Kritik PSBB dan Gelaran Pilkada, Dokter Tirta Sebut Covid-19 Ditunggangi Politik

Kritik PSBB dan Gelaran Pilkada, Dokter Tirta Sebut Covid-19 Ditunggangi Politik

RIAUMANDIRI.ID, JAKARTA – Lewat akun Instagramnya, Selebgram Dokter Tirta menumpahkan kegelisahannya terhadap penanganan Covid-19 di Indonesia dalam kapasitasnya sebagai tenaga medis.

Ia mengkritik pedas penanganan Covid-19 dengan langkah Pembatasan Sosial Berskala Besar (PSBB) khususnya yang diterapkan di DKI Jakarta.

"PSBB Jakarta tapi jumlah positif per hari tetap ribuan. Ujung-ujungnya warga yang disalahkan. Udah ga makan. Disalah-salahin. Didenda pula. Saya kira PSBB beneran. Tapi yang dirazia cuma rumah makan dan lapangan," tulis keterangannya di akun Instagram @dr.tirta, Jumat (26/09/2020).
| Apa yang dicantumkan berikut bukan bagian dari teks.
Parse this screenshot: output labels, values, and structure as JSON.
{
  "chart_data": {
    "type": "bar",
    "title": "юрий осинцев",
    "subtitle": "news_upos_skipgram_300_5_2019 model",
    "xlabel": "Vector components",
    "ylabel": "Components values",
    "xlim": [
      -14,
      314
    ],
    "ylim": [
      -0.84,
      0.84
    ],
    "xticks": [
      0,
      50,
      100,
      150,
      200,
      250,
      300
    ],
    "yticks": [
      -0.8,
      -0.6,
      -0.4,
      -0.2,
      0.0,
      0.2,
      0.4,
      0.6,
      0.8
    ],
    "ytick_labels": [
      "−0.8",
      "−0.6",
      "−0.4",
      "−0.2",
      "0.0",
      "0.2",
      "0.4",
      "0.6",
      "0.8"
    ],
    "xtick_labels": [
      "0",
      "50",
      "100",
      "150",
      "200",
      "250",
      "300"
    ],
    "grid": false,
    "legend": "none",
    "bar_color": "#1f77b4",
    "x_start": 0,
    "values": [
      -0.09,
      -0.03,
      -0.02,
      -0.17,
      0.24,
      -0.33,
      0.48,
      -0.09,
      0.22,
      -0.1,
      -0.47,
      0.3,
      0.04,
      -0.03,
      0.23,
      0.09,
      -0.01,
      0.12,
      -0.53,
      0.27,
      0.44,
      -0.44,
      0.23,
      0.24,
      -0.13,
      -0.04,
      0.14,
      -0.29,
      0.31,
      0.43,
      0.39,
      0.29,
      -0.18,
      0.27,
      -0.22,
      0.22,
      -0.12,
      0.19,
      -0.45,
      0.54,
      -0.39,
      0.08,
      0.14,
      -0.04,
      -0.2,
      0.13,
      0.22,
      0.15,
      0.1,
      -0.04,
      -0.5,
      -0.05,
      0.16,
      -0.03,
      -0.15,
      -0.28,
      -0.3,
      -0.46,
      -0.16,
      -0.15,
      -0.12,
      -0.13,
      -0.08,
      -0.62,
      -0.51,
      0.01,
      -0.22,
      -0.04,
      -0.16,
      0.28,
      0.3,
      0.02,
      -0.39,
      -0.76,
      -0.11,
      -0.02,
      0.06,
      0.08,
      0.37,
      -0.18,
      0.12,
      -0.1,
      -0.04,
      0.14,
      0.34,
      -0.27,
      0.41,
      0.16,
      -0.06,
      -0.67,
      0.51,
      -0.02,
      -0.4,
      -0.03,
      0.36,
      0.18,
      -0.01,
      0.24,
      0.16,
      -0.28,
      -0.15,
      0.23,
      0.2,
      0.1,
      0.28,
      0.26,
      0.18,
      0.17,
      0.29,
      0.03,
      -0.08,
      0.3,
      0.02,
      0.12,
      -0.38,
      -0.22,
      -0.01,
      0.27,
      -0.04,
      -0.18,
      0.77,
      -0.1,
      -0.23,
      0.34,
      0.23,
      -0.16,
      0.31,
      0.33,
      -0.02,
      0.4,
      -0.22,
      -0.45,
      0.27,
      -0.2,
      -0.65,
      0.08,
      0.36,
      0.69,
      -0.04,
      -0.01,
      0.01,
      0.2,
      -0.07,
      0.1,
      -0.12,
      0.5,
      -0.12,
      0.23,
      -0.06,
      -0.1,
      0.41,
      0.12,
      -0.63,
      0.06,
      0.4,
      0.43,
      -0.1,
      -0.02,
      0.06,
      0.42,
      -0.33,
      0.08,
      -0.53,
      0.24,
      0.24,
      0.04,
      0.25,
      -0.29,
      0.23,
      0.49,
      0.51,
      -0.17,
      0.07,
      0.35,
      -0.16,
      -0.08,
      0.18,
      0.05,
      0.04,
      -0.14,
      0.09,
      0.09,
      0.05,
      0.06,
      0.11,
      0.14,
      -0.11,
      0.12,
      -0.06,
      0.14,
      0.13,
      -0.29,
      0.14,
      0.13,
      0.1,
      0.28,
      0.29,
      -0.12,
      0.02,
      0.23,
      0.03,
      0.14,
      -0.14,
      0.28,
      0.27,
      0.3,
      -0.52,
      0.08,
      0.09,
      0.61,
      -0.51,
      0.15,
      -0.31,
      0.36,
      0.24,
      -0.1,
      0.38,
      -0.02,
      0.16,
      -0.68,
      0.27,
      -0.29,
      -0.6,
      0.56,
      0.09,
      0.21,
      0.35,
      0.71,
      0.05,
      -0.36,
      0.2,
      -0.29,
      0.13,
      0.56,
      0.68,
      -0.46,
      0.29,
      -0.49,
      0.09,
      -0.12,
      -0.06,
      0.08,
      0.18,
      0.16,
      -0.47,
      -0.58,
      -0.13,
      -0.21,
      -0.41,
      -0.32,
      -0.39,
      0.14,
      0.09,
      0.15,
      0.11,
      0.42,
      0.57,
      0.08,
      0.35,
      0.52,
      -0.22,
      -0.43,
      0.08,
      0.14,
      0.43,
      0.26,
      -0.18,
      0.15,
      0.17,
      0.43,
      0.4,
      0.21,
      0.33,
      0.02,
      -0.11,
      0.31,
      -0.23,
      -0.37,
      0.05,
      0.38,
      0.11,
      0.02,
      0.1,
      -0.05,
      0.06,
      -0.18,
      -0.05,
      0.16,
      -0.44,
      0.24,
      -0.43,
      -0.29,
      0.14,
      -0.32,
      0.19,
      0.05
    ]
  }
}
Menurutnya, denda yang diterapkan kali ini tajam ke bawah, tapi tumpul ke atas.

Tidak hanya itu, dokter nyentrik ini juga mempertanyakan larinya uang denda yang dikeruk petugas, apakah ke rakyat atau ke yang lainnya.

"Saya yakin saya juga bakal remuk. Cepat atau lambat. Entah secara ekonomi/kena covid juga," imbuhnya.

Di unggahan selanjutnya dengan format live Instagram, Dokter Tirta bicara panjang lebar selama satu jam lebih.

Disematkan pula di keterangan video live Instagramnya bahwa Covid-19 di Indonesia ditunggangi politik.

"Part 4.0 : covid ditunggangi politik. INI SALAH SATU LIVE YG TER FRONTAL YG PERNAH SAYA LAKUKAN," tulisnya memberi penjelasan.

Dokter Tirta menyebut, banyak kepala daerah yang tidak kompak dalam penanganan Covid-19, PSBB setengah-setengah, dan dendanya tidak jelas.

"Saya pegang bukti lengkap chat dan rekaman," tegas Dokter Tirta memperkuat pernyataannya.

Sayangnya, lanjut Dokter Tirta, instruksi yang jelas dari presiden tidak dijalankan dengan baik oleh kepala daerah.

Oleh sebab carut marutnya penanganan Covid-19 ini, ia pun menuliskan opini pribadinya sebagai tawaran solusi.

"Solusi dari saya: Tunda pilkada (bukan karena politik, tapi duitnya bisa buat rakyat miskin). Swab gratis di dki, jatim, bali, jateng jabar dan sulsel," ujarnya.

"Lupakan rapid test , batalkan aturan rapid as administrasi. Ikhlaskan saja. Toh angka positif akan meroket terus nantinya. Ga perlu membuat kebijakan setengah-setengah, dari awal sudah salah," tutupnya.